Para ulama madzhab berbeda pendapat dalam masalah khutbah, apakah khutbah harus disampaikan dengan bahasa arab? Dalam hal ini mereka berpendapat; Hanafiyah mengatakan bahwa khutbah dengan selain bahasa Arab adalah dibolehkan. Baik ia mampu berbahasa Arab ataupun tidak, jamaahnya orang Arab ataupun bukan Arab. Hanabilah mengatakan bahwa khutbah itu tidak sah selain bahasa Arab bagi orang yang mampu berbahasa Arab, baik jamaahnya orang Arab atau bukan Arab. Tetapi jika seorang khatib tidak mampu berbahasa Arab, maka dibolehkan. Syafi’iyah mengatakan bahwa rukun-rukun khutbah harus disampaikan dengan bahasa Arab, adapun tambahan dari rukun-rukun tersebut boleh menggunakan selain bahasa Arab. Malikiyah mengatakan bahwa khutbah harus disampaikan dengan bahasa Arab sekalipun jamaahnya bukan orang Arab yang tidak mengerti bahasa Arab. Jika tidak ada yang bisa bahasa Arab, maka gugurlah kewajiban shalat Jumat dari mereka.

b. Adzan Jumat

Dalam fiqh Islam, Sulaiman Rasyid (1995:128) mengungkapkan bahwa berdasar pendapat yang mu’tamad bahwa adzan jumat hanya satu kali, yaitu sewaktu khatib sudah duduk di atas mimbar. Berdasarkan keterangan dari Imam Syafi’i, bahwa ia berkata: “Seorang yang saya percaya mengabarkan kepada saya bahwa adzan jumat itu di masa Nabi Saw dan masa khalifah Abu Bakar dan Umar adalah satu kali. Maka setelah khalifah ketiga (Utsman), ketika itu orang sudah bertambah banyak, maka disuruh adzan sebelum imam duduk di mimbar. Sejak waktu itu, terjadilah keadaan adzan seperti sekarang. c. Jumlah orang yang hadir pada shalat jumat.

Para Imam Madzhab sepakat bahwa shalat Jum’at itu tidak sah dilakukan kecuali dengan berjama’ah. Akan tetapi mereka berselisih pendapat tentang jumlah jama’ah yang sah untuk shalat Jum’at. Menurut Malikiyah batas minimal jumlah jama’ah yang sah untuk shalat Jum’at adalah dua belas orang laki-laki selain imam. Ulama Hanafiyah berpendapat bahwa jama’ah yang sah untuk shalat Jum’at adalah tiga orang selain imam sekalipun mereka tidak menghadiri khutbah Jum’at. Ulama Syafi’iyah dan Hanabilah berpendapat bahwa jama’ah yang sah untuk shalat Jum’at adalah empat puluh orang yang memenuhi syarat Jum’at sekalipun dengan imamnya.

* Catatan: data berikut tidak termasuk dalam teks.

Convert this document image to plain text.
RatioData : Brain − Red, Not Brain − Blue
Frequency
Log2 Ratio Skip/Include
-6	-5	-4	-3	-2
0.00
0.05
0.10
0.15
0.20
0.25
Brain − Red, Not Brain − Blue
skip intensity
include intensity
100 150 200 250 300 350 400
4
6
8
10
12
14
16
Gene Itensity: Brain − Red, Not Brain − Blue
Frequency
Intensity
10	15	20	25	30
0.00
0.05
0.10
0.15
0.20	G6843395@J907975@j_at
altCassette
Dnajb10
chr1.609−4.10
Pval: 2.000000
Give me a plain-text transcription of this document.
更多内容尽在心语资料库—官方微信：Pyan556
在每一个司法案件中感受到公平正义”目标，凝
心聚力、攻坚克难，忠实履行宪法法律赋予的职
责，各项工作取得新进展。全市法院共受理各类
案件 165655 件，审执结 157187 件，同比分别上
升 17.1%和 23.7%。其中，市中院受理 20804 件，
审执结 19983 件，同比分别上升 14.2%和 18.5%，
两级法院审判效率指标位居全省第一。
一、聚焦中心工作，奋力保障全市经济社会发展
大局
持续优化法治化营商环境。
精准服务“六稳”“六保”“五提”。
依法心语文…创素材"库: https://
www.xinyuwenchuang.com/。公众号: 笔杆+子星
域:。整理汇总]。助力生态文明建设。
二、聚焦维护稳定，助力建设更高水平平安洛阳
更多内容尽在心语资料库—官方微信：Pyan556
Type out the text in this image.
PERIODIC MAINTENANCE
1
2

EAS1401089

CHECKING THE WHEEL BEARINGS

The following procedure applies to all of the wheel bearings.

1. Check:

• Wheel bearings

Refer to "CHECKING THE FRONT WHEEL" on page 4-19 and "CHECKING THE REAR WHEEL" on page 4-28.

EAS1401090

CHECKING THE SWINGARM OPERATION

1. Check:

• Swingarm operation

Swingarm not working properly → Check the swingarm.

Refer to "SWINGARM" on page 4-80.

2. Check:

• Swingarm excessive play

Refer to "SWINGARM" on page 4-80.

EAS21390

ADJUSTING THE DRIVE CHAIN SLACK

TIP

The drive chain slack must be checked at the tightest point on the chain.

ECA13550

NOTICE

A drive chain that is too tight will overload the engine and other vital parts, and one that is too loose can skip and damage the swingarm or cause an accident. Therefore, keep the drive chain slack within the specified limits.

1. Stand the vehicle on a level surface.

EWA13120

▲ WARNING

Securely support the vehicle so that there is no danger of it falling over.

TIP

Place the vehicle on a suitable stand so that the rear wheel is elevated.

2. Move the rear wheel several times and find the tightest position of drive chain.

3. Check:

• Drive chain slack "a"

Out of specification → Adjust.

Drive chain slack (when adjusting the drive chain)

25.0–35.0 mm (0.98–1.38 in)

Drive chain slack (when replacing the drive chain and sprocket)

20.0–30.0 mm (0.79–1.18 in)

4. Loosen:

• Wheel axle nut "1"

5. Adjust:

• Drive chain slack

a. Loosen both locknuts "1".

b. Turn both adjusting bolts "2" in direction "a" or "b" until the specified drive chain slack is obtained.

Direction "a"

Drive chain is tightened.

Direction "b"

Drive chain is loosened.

d. Makmum yang Masbuq pada shalat Jum’at

Menurut madzhab Syafi’i, Maliki dan Ahmad bin Hanbal bahwa jika seorang tertinggal pada shalat Jum’at dan mendapati imam sudah memulai shalat Jum’at, hendaknya segera bertakbirat al-ihram. Jika sempat ruku’ bersama imam, maka ia dihitung mendapat satu raka’at. Tetapi jika ia sempat ruku’ bersama imam pada rakaat kedua saja, maka ia diharuskan menambah satu rakaat lagi setelah salamnya imam.